House Speaker Pat Grassley added

 

“This ruling is a victory in the fight to protect unborn children in Iowa.  The Legislature is elected by the people, and for too long, the courts have stood in the way of Iowans having their voices heard on this matter.  

 

“We are a pro-life and pro-family state. In Iowa, we respect both the life of the unborn child and the life of the mother. While out-of-touch, far-left political groups fight for abortion up until the day of birth, we will continue to fight for common sense policies that promote and protect life.  

 

“We will continue to promote strong families in all that we do in the Iowa House. We must build on the work we’ve already done to expand access to affordable child care, extend postpartum coverage on Medicaid, and improve our foster care and adoption systems.” 

Background

William Morris, reporting for the Des Moines Register, wrote

The justices ruled in 2022 that Iowa’s constitution does not protect a “fundamental right” to an abortion, reversing its 2018 decision.

 

That meant abortion laws were no longer held to the standard of “strict scrutiny” to determine if they were constitutional. But the court declined to rule on what the standard should be, leaving in place the “undue burden” standard from a 2017 case.

 

A week after the 2022 decision, the U.S. Supreme Court struck down Roe v.

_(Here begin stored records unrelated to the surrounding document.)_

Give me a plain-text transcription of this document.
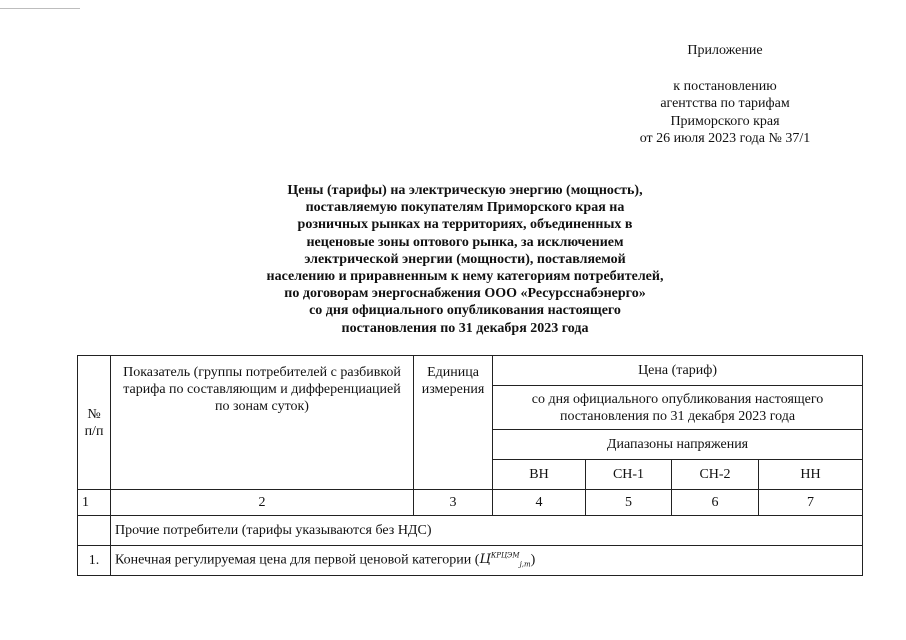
Приложение
к постановлению
агентства по тарифам
Приморского края
от 26 июля 2023 года № 37/1
Цены (тарифы) на электрическую энергию (мощность),
поставляемую покупателям Приморского края на
розничных рынках на территориях, объединенных в
неценовые зоны оптового рынка, за исключением
электрической энергии (мощности), поставляемой
населению и приравненным к нему категориям потребителей,
по договорам энергоснабжения ООО «Ресурсснабэнерго»
со дня официального опубликования настоящего
постановления по 31 декабря 2023 года
№ п/п	Показатель (группы потребителей с разбивкой тарифа по составляющим и дифференциацией по зонам суток)	Единица измерения	Цена (тариф)			
			со дня официального опубликования настоящего постановления по 31 декабря 2023 года			
			Диапазоны напряжения			
			ВН	СН-1	СН-2	НН
1	2	3	4	5	6	7
	Прочие потребители (тарифы указываются без НДС)					
1.	Конечная регулируемая цена для первой ценовой категории $(Ц^{КРЦЭМ}_{j,m})$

Wade, similarly ending constitutional protections on the federal level.

 

In response, Gov. Kim Reynolds sought to revive the state’s long-blocked ban on abortions after fetal cardiac activity is detected, about six weeks into pregnancy.

Lower courts declined to lift the stay, and Reynolds appealed to the Iowa Supreme Court. But in 2023, the high court deadlocked 3-3, leaving the law banned.

Gov. Reynolds and the Legislature responded by passing an updated Fetal Heartbeat law. This law was again blocked and once again appealed.

Today all that patience and determination paid rich dividends.